I’m sorry, gentle reader. You’ve spent the week listening to terrible news on everything from flu to foreign affairs, and now we’ve got a story about how Hillary Clinton tolerated sexual harassment in her presidential campaign.
There are several ways to handle this, and one is definitely to consider moving to another country. Another is to say that you’re not going to listen to any of this as long as the country is run by a man whose track record on sexual issues is Cro-Magnon. Or to ask what would have happened to Hillary if she had been recorded bragging about how fame gives her the right to grab men by their private parts.
But let’s be tough-minded and think this new controversy through: According to a Times report by Maggie Haberman and Amy Chozick, during the 2008 presidential campaign, a senior Clinton aide named Burns Strider was accused of sexually harassing a woman who had the bad luck to be working in his office. Clinton’s campaign manager recommended he be fired. Instead, the candidate opted for sending him to counseling and docking him several weeks’ pay. The law firm that worked for the campaign said it had set up a process for handling sexual harassment complaints and this was “appropriate action.”
One of the deep, deep ironies of this story is Strider’s job, which was “faith adviser.” Among his duties was sending Clinton scriptural passages every morning.
“I don’t understand why any political campaign would have a ‘faith adviser’ on paid staff,” said Gloria Steinem, one of the multitudinous women who were poring over the story and trying to decide what it all meant.
Strider was a Mississippian with a good-old-boy affect. “He’d become kind of known as the faith guru for the Democrats,” recalled Sarah Posner of the Nation Institute, who reports on religion and politics. “Somebody who supposedly held the key to how Democrats could reach voters of faith.”

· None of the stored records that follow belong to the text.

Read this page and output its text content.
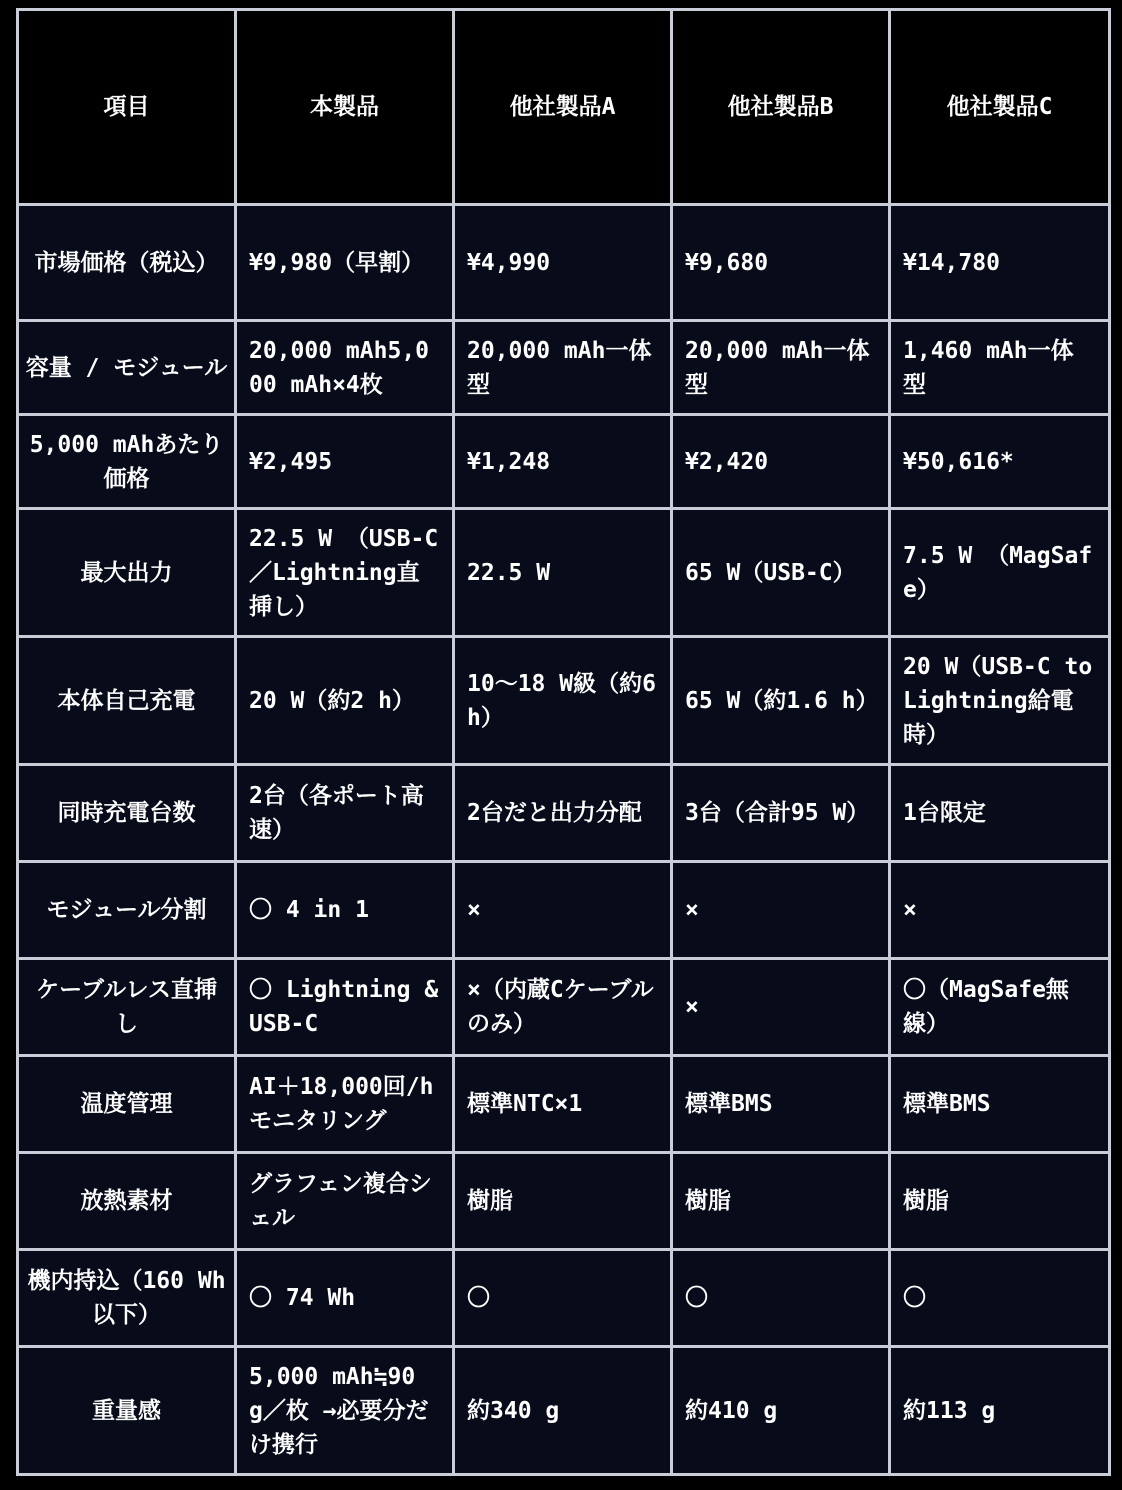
項目	本製品	他社製品A	他社製品B	他社製品C
市場価格（税込）	¥9,980（早割）	¥4,990	¥9,680	¥14,780
容量 / モジュール	20,000 mAh5,000 mAh×4枚	20,000 mAh一体型	20,000 mAh一体型	1,460 mAh一体型
5,000 mAhあたり価格	¥2,495	¥1,248	¥2,420	¥50,616*
最大出力	22.5 W （USB‐C／Lightning直挿し）	22.5 W	65 W（USB‐C）	7.5 W （MagSafe）
本体自己充電	20 W（約2 h）	10〜18 W級（約6 h）	65 W（約1.6 h）	20 W（USB‐C to Lightning給電時）
同時充電台数	2台（各ポート高速）	2台だと出力分配	3台（合計95 W）	1台限定
モジュール分割	〇 4 in 1	×	×	×
ケーブルレス直挿し	〇 Lightning & USB‐C	×（内蔵Cケーブルのみ）	×	〇（MagSafe無線）
温度管理	AI＋18,000回/h モニタリング	標準NTC×1	標準BMS	標準BMS
放熱素材	グラフェン複合シェル	樹脂	樹脂	樹脂
機内持込（160 Wh以下）	〇 74 Wh	〇	〇	〇
重量感	5,000 mAh≒90 g／枚 →必要分だけ携行	約340 g	約410 g	約113 g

He was also a co-founder of the American Values Network, and we are going to stop here for just one second to note that “values” is beginning to be almost as overworked as “freedom” in American politics. Wordwise, values has lost its value.
In 2008, a woman who was working under Strider’s direction complained that he had been making her uncomfortable with shoulder rubs, a kiss on the forehead and some sexually suggestive emails. When Hillary vetoed the proposal that he be fired, the woman was moved to another job under the deputy campaign manager. That at least sounds as if it was as good a posting.

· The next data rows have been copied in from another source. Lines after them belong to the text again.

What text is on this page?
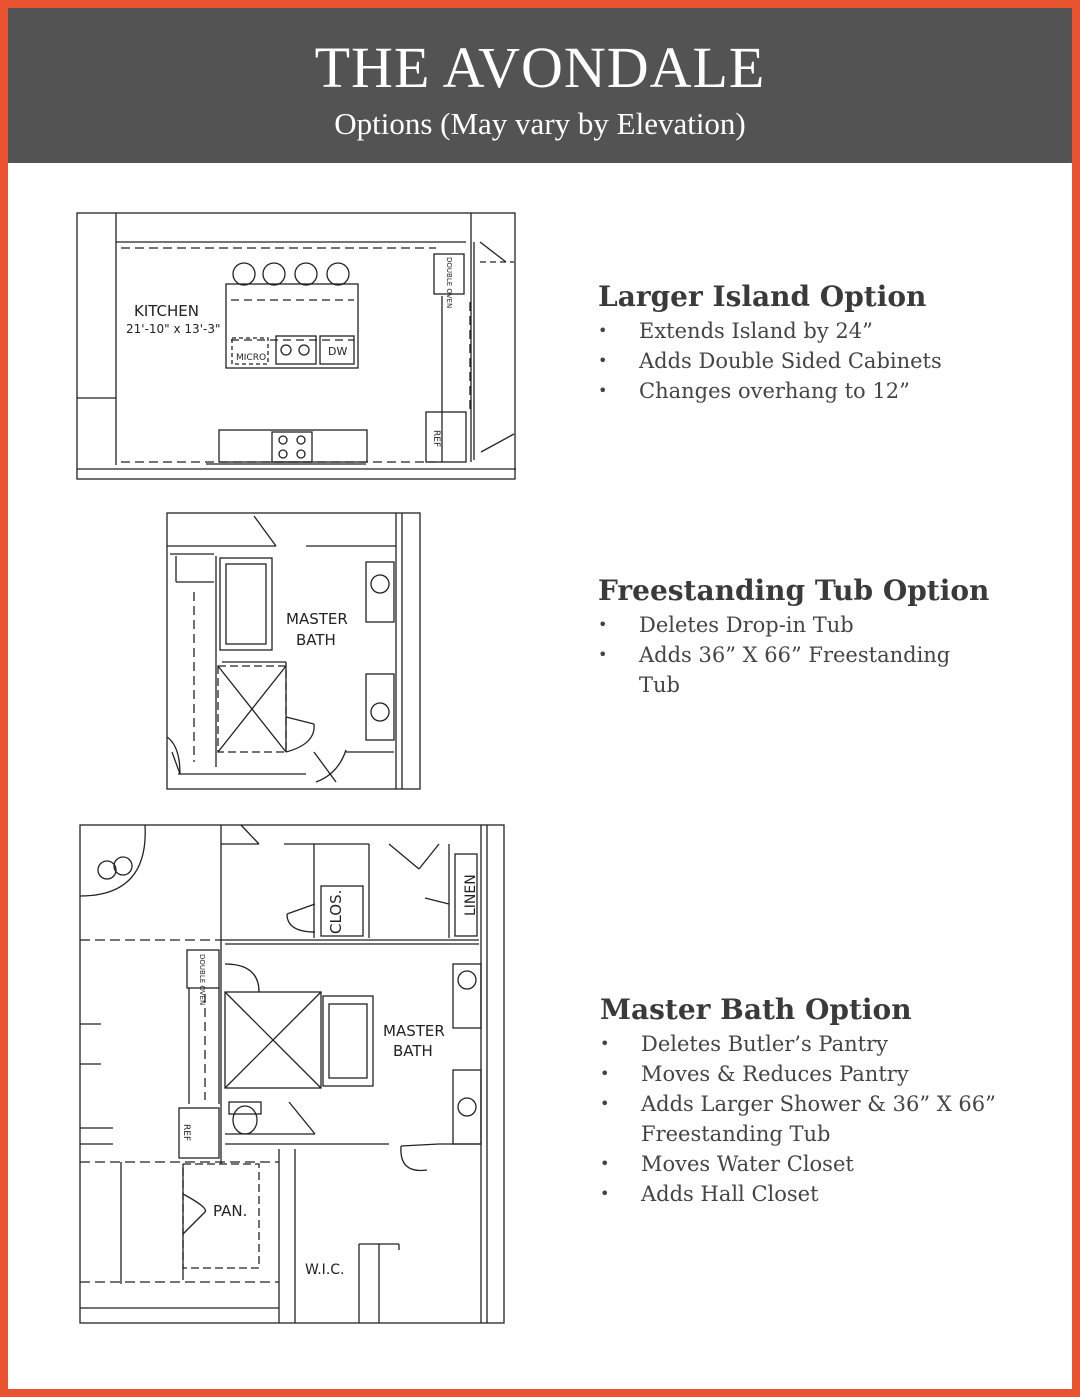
THE AVONDALE
Options (May vary by Elevation)
KITCHEN
21'-10" x 13'-3"
MICRO	DW
DOUBLE OVEN
REF
MASTER
BATH
MASTER
BATH
CLOS.	LINEN
DOUBLE OVEN
REF
PAN.
W.I.C.
Larger Island Option
• Extends Island by 24”
• Adds Double Sided Cabinets
• Changes overhang to 12”
Freestanding Tub Option
• Deletes Drop-in Tub
• Adds 36” X 66” Freestanding Tub
Master Bath Option
• Deletes Butler’s Pantry
• Moves & Reduces Pantry
• Adds Larger Shower & 36” X 66” Freestanding Tub
• Moves Water Closet
• Adds Hall Closet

Still, Steinem noted, “she was the one removed. You have to remove the harasser.”
“It’s not that they didn’t do anything,” concluded Gillian Thomas, senior staff attorney for the A.C.L.U. Women’s Rights Project. “But it’s always disappointing to hear that someone you admire for her stance on gender equality didn’t take the strongest position possible.”

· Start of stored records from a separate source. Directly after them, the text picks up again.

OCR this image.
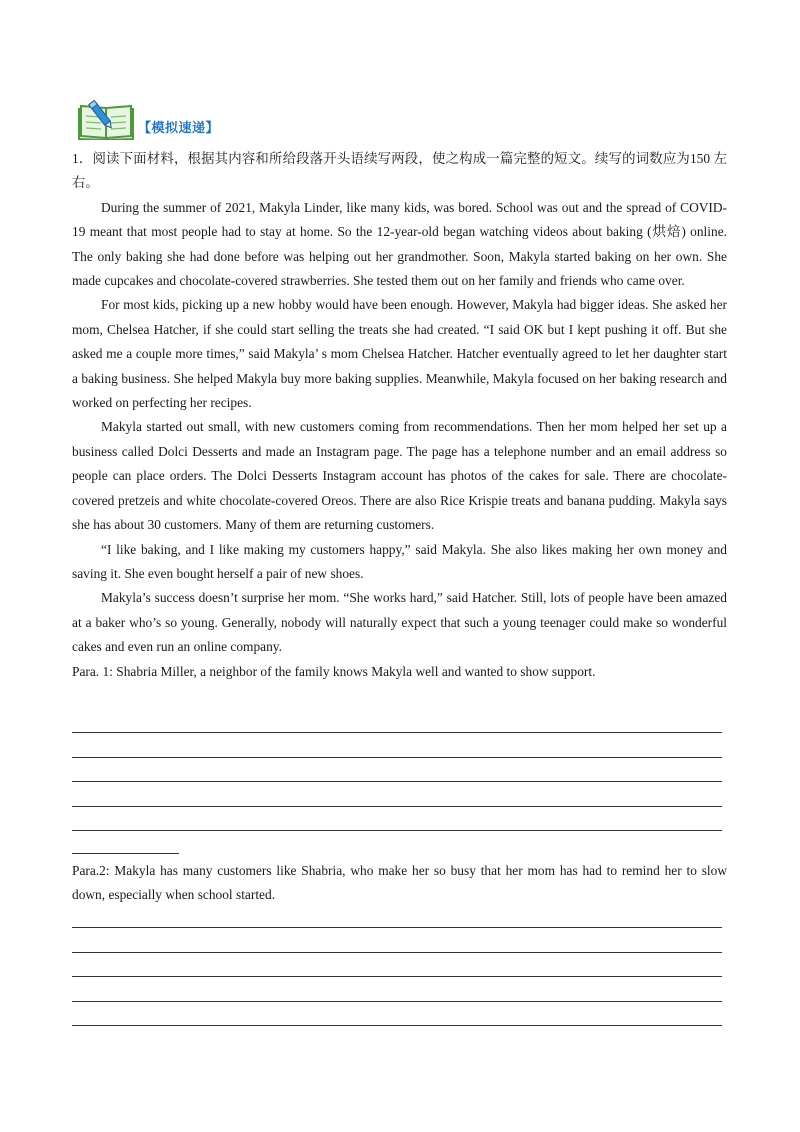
【模拟速递】

1．阅读下面材料，根据其内容和所给段落开头语续写两段，使之构成一篇完整的短文。续写的词数应为150 左右。

During the summer of 2021, Makyla Linder, like many kids, was bored. School was out and the spread of COVID-19 meant that most people had to stay at home. So the 12-year-old began watching videos about baking (烘焙) online. The only baking she had done before was helping out her grandmother. Soon, Makyla started baking on her own. She made cupcakes and chocolate-covered strawberries. She tested them out on her family and friends who came over.

For most kids, picking up a new hobby would have been enough. However, Makyla had bigger ideas. She asked her mom, Chelsea Hatcher, if she could start selling the treats she had created. “I said OK but I kept pushing it off. But she asked me a couple more times,” said Makyla’ s mom Chelsea Hatcher. Hatcher eventually agreed to let her daughter start a baking business. She helped Makyla buy more baking supplies. Meanwhile, Makyla focused on her baking research and worked on perfecting her recipes.

Makyla started out small, with new customers coming from recommendations. Then her mom helped her set up a business called Dolci Desserts and made an Instagram page. The page has a telephone number and an email address so people can place orders. The Dolci Desserts Instagram account has photos of the cakes for sale. There are chocolate-covered pretzeis and white chocolate-covered Oreos. There are also Rice Krispie treats and banana pudding. Makyla says she has about 30 customers. Many of them are returning customers.

“I like baking, and I like making my customers happy,” said Makyla. She also likes making her own money and saving it. She even bought herself a pair of new shoes.

Makyla’s success doesn’t surprise her mom. “She works hard,” said Hatcher. Still, lots of people have been amazed at a baker who’s so young. Generally, nobody will naturally expect that such a young teenager could make so wonderful cakes and even run an online company.

Para. 1: Shabria Miller, a neighbor of the family knows Makyla well and wanted to show support.

Para.2: Makyla has many customers like Shabria, who make her so busy that her mom has had to remind her to slow down, especially when school started.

The national uproar over sexual harassment has the entire country debating how to deal with these issues — particularly when it comes to more powerful men trying to take advantage of their underlings. That’s why stories like the one Haberman and Chozick reported are important. They’re a way of helping us figure this all out.
While we don’t know all the details, it doesn’t sound unreasonable that an employee with first-time charges of shoulder-rubbing and a forehead kiss should get a punishment less drastic than immediate dismissal. Except, as we keep needing to point out, there was that part about Strider being the values guy.
And he was a campaign gun-for-hire who, if he had been kicked out, would probably have moved to another political job. As he did when the campaign ended and Strider went on to a pro-Hillary group called Correct the Record, where he was fired for what Haberman and Chozick reported as “workplace issues, including allegations that he harassed a young female aide.”
Whoops.
Here’s where I’m coming down: Hillary Clinton was the first woman to run for president on a major party ticket, and when she did it, she won the popular vote. She’s broken a trillion barriers. She’s also done enormous good work to improve the lives of women in this country.
But she’s never been at her strongest when it comes to men on the prowl. While her faith adviser wasn’t anywhere near the level of a Harvey Weinstein, she did hang out with Weinstein, too, cherishing him as a beloved donor. And some women have never really gotten over the fact that she did not leave her husband when she discovered he was having an affair, in the White House, with a girl far too young and powerless to be a genuinely willing partner.
Because sexual harassment is so much on our national mind right now, we’d like her to be a heroine on that issue, too. But if there’s anything we’ve learned in all of our years with Hillary Clinton, it’s that you can be both great and deeply imperfect. It’s one of her gifts. Even if right now we really wish she’d fired the faith adviser.